Concern about America’s math deficiency has prompted Neil deGrasse Tyson to ask, “Is the twentieth century’s global technological leader becoming an idiocracy?” An excerpt from his book Space Chronicles: Facing the Ultimate Frontier, in which he raises that question, is on our website: www.nhmag.com/perspectives/012148/by-the-numbers. Or, you can watch Tyson deliver the speech on which that excerpt is based at www.haydenplanetarium.org/tyson/watch/2008/04/12/24th-nationalspace-symp....

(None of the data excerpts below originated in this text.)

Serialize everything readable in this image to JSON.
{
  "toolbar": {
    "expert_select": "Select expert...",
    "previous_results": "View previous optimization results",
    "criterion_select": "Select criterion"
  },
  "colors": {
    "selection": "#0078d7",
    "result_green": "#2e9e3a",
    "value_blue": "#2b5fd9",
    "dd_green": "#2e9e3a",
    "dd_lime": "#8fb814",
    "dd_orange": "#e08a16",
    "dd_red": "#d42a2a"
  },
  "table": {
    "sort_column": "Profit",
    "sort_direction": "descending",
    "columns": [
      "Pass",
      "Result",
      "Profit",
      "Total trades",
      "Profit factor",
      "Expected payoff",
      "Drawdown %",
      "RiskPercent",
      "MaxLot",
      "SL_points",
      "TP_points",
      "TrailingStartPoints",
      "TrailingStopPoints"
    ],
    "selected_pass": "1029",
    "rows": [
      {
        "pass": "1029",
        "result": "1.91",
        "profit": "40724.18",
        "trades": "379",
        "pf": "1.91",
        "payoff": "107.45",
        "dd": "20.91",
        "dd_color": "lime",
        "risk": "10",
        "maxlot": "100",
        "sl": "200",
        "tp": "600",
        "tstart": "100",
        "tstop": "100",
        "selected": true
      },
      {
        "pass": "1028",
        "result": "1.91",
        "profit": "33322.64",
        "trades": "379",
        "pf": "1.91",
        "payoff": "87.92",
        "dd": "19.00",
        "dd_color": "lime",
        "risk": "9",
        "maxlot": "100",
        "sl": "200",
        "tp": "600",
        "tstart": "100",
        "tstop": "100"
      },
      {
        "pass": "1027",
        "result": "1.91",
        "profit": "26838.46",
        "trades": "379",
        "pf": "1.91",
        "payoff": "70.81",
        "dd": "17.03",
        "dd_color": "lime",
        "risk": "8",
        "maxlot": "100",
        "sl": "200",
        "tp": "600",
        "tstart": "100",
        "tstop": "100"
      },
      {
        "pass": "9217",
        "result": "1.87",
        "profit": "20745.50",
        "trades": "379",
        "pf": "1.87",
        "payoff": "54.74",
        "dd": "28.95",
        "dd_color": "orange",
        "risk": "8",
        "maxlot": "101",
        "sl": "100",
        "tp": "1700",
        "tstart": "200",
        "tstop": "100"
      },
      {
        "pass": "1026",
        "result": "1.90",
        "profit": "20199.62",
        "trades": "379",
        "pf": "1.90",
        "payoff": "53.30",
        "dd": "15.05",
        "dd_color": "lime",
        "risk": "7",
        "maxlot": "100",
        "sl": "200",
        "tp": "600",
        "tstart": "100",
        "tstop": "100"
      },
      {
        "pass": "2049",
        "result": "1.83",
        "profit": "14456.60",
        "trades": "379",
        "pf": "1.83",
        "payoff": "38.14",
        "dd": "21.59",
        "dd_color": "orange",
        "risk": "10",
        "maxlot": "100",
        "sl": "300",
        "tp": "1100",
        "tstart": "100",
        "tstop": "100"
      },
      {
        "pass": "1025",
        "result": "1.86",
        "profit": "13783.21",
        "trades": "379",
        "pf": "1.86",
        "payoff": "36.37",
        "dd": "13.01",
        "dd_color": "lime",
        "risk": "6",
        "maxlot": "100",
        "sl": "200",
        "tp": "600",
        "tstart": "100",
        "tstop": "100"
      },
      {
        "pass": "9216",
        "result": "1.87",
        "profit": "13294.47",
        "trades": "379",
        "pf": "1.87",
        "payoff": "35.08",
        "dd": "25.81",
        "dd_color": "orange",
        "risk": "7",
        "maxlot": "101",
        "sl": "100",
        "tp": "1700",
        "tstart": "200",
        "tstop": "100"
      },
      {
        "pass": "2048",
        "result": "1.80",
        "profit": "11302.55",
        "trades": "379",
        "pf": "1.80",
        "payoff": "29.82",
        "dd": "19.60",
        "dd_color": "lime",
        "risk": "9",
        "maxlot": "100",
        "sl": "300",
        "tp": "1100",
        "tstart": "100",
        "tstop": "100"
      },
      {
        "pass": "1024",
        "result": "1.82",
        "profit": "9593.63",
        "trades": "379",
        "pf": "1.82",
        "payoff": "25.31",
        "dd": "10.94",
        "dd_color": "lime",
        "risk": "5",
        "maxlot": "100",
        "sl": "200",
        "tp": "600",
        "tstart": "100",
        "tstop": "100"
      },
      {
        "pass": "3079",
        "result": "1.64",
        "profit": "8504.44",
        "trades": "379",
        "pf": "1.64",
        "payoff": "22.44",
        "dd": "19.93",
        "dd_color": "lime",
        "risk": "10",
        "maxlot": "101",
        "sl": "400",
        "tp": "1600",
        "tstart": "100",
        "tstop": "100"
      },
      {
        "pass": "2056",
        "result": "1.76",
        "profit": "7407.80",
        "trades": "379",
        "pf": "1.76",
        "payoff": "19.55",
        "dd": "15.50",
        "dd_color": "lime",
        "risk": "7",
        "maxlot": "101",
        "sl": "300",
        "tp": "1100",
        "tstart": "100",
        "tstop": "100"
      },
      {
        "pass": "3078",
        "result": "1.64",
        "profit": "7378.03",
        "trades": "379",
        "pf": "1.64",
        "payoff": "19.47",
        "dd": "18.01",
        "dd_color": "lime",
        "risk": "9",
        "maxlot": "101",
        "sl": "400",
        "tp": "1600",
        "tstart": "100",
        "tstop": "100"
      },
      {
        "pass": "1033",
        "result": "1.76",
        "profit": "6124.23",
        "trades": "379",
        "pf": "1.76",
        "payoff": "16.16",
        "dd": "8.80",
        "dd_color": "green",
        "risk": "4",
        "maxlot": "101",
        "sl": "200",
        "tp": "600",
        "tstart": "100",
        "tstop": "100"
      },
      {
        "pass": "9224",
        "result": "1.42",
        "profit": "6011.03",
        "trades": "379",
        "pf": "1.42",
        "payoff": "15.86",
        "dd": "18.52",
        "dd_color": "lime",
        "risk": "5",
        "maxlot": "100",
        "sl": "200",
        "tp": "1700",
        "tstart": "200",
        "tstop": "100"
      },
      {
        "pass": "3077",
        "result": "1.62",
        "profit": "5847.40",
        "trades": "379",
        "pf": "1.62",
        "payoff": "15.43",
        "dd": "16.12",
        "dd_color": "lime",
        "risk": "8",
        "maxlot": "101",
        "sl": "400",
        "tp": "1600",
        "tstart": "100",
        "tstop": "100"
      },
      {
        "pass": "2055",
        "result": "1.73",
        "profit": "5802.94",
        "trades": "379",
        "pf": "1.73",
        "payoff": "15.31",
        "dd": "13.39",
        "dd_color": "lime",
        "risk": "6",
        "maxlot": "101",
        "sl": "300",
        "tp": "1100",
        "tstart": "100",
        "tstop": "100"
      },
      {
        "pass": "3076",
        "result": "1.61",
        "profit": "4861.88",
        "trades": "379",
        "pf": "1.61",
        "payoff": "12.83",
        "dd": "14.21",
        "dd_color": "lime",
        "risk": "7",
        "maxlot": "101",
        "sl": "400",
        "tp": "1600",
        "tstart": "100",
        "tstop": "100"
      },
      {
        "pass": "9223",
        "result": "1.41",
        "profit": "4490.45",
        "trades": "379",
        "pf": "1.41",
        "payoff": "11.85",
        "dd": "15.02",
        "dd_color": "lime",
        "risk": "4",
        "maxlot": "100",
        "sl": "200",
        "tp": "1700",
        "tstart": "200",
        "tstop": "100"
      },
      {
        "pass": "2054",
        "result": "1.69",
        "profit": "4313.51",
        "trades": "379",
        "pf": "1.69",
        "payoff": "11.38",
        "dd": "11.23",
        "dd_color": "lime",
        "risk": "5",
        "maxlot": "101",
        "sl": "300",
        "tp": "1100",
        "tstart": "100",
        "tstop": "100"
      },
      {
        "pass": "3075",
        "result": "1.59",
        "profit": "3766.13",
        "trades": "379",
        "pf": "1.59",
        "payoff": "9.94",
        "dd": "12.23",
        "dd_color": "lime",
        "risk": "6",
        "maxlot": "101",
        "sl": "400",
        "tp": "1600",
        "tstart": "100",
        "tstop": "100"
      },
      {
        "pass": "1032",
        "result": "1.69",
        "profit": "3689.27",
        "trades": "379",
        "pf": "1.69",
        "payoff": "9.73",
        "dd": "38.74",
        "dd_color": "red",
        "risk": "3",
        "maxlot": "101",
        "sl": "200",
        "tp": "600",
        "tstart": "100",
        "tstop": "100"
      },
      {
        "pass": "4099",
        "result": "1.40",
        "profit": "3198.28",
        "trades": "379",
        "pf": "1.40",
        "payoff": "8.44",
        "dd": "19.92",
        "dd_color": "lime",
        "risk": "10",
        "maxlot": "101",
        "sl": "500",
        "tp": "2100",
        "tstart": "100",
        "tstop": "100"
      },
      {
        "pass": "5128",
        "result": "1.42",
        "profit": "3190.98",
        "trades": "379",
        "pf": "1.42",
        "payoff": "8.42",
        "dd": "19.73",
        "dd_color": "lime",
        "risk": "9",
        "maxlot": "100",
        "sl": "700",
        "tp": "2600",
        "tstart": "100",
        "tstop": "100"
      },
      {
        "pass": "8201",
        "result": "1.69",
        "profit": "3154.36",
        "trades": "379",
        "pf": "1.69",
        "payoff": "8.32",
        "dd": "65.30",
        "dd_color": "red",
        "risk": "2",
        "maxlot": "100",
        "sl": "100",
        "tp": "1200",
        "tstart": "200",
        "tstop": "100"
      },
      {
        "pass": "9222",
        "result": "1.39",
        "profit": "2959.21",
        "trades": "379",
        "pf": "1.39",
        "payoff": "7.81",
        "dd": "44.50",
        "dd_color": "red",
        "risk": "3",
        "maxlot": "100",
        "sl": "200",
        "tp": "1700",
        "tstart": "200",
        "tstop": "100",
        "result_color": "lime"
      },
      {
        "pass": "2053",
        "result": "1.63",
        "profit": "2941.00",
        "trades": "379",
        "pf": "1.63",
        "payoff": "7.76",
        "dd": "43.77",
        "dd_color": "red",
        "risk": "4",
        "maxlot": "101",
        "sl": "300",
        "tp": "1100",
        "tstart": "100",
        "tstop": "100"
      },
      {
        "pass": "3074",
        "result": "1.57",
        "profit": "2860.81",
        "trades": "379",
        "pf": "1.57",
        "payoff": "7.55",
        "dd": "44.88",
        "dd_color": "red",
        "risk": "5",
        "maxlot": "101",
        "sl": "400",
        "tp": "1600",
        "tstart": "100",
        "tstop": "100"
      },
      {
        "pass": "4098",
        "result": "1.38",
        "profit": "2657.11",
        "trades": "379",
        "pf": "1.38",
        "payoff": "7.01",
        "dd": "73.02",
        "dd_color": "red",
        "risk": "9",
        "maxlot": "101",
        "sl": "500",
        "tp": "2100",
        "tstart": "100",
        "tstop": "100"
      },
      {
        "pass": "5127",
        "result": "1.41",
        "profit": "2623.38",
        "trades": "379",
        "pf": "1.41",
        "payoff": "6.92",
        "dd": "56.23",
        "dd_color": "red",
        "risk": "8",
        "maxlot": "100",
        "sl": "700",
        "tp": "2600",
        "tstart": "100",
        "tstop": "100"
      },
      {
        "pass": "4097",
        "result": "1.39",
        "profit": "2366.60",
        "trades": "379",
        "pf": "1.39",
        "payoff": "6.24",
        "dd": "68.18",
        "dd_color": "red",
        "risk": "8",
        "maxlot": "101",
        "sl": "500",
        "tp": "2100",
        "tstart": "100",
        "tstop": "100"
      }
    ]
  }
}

With the spotlight on ’rithmetic and what the U.S., collectively, may or may not know about it, you may have a renewed interest in the subject, starting with the history of numbers. A generous survey is available from the School of Mathematics and Science of Scotland’s University of St. Andrews (see www-history.mcs.
st-and.ac.uk/Indexes/HistoryTopics.html). If you want to practice your math skills, “from addition to calculus and everything in between,” there is no better site than www.khanacademy.org. International Ataturk-Alatoo University offers free online courses in applied mathematics (see ocs.iaau.edu.kg/moodle), and MIT OpenCourseWare (OCW) has free access to the lecture notes, exams, and videos of “almost all the undergraduate and graduate subjects taught at MIT.” The URL for mathematics is ocw.mit.edu/courses/mathematics.